Using EPR techniques, Giamello E. et al. [J. Phys. Chem. 97(1993) 5735-40] showed that reactive oxygen species were formed upon contact of hydrogen peroxide with the surface of magnesium oxide in an aqueous environment. These authors also observed a highly unexpected stability of hydroxyl radicals adsorbed on the MgO surface, wherein the radicals were stable at temperatures as high as 200° C.

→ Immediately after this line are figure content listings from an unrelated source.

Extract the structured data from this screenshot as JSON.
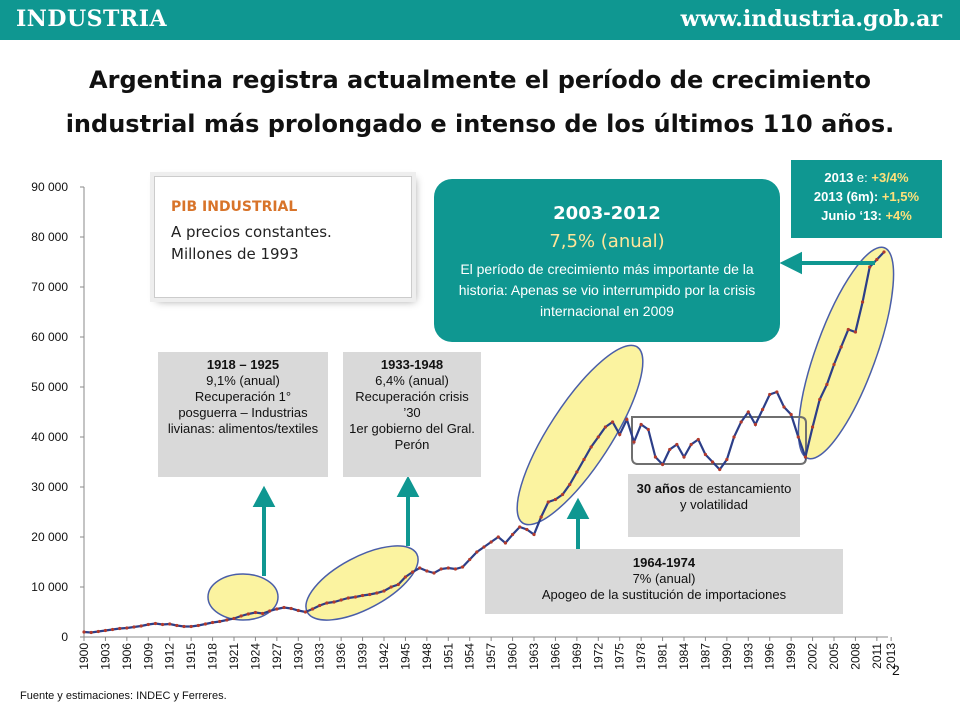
{
  "header": {
    "brand": "INDUSTRIA",
    "url": "www.industria.gob.ar"
  },
  "headline": {
    "line1": "Argentina registra actualmente el período de crecimiento",
    "line2": "industrial más prolongado e intenso de los últimos 110 años."
  },
  "legend_box": {
    "title": "PIB INDUSTRIAL",
    "line1": "A precios constantes.",
    "line2": "Millones de 1993"
  },
  "box_2003": {
    "period": "2003-2012",
    "rate": "7,5% (anual)",
    "desc": "El período de crecimiento más importante de la historia: Apenas se vio interrumpido por la crisis internacional en 2009"
  },
  "box_2013": {
    "l1a": "2013",
    "l1b": " e: ",
    "l1c": "+3/4%",
    "l2a": "2013 (6m)",
    "l2b": ": ",
    "l2c": "+1,5%",
    "l3a": "Junio ‘13",
    "l3b": ": ",
    "l3c": "+4%"
  },
  "box_1918": {
    "l1": "1918 – 1925",
    "l2": "9,1% (anual)",
    "l3": "Recuperación 1° posguerra – Industrias livianas: alimentos/textiles"
  },
  "box_1933": {
    "l1": "1933-1948",
    "l2": "6,4% (anual)",
    "l3": "Recuperación crisis ’30",
    "l4": "1er gobierno del Gral. Perón"
  },
  "box_30": {
    "bold": "30 años",
    "rest": " de estancamiento y volatilidad"
  },
  "box_1964": {
    "l1": "1964-1974",
    "l2": "7% (anual)",
    "l3": "Apogeo de la sustitución de importaciones"
  },
  "footer": {
    "source": "Fuente y estimaciones: INDEC y Ferreres.",
    "page": "2"
  },
  "colors": {
    "teal": "#0f9791",
    "line": "#2c3e88",
    "marker": "#b23a2c",
    "ellipse": "#fbf3a0",
    "orange": "#d8742a"
  },
  "chart_data": {
    "type": "line",
    "ylim": [
      0,
      90000
    ],
    "yticks": [
      0,
      10000,
      20000,
      30000,
      40000,
      50000,
      60000,
      70000,
      80000,
      90000
    ],
    "ytick_labels": [
      "0",
      "10 000",
      "20 000",
      "30 000",
      "40 000",
      "50 000",
      "60 000",
      "70 000",
      "80 000",
      "90 000"
    ],
    "xtick_labels": [
      "1900",
      "1903",
      "1906",
      "1909",
      "1912",
      "1915",
      "1918",
      "1921",
      "1924",
      "1927",
      "1930",
      "1933",
      "1936",
      "1939",
      "1942",
      "1945",
      "1948",
      "1951",
      "1954",
      "1957",
      "1960",
      "1963",
      "1966",
      "1969",
      "1972",
      "1975",
      "1978",
      "1981",
      "1984",
      "1987",
      "1990",
      "1993",
      "1996",
      "1999",
      "2002",
      "2005",
      "2008",
      "2011",
      "2013"
    ],
    "x_start": 1900,
    "values": [
      1000,
      900,
      1100,
      1300,
      1500,
      1700,
      1800,
      2000,
      2200,
      2500,
      2700,
      2500,
      2600,
      2300,
      2100,
      2100,
      2300,
      2600,
      2900,
      3100,
      3400,
      3700,
      4200,
      4600,
      4900,
      4700,
      5200,
      5600,
      5900,
      5700,
      5300,
      5000,
      5600,
      6300,
      6800,
      7000,
      7400,
      7800,
      8000,
      8300,
      8500,
      8800,
      9200,
      10000,
      10500,
      12000,
      13000,
      13800,
      13200,
      12800,
      13600,
      13800,
      13600,
      14000,
      15500,
      17000,
      18000,
      19000,
      20000,
      18800,
      20500,
      22000,
      21500,
      20500,
      24000,
      27000,
      27500,
      28500,
      30500,
      33000,
      35500,
      38000,
      40000,
      42000,
      43000,
      40500,
      43500,
      39000,
      42500,
      41500,
      36000,
      34500,
      37500,
      38500,
      36000,
      38500,
      39500,
      36500,
      35000,
      33500,
      35500,
      40000,
      43000,
      45000,
      42500,
      45500,
      48500,
      49000,
      46000,
      44500,
      40000,
      36000,
      42000,
      47500,
      50500,
      54500,
      58000,
      61500,
      61000,
      67000,
      74000,
      75500,
      77000
    ]
  }
}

It is an object of this invention to provide a high efficacy method for producing hydroxyl radicals in aqueous environment using UV irradiation of hydrogen peroxide solutions.
It is another object of this invention to provide a method for producing hydroxyl radicals in water solutions of hydrogen peroxide and oxygen, combining UV irradiation with a catalytic effect of magnesium oxide.
Other objects and advantages of present invention will appear as description proceeds.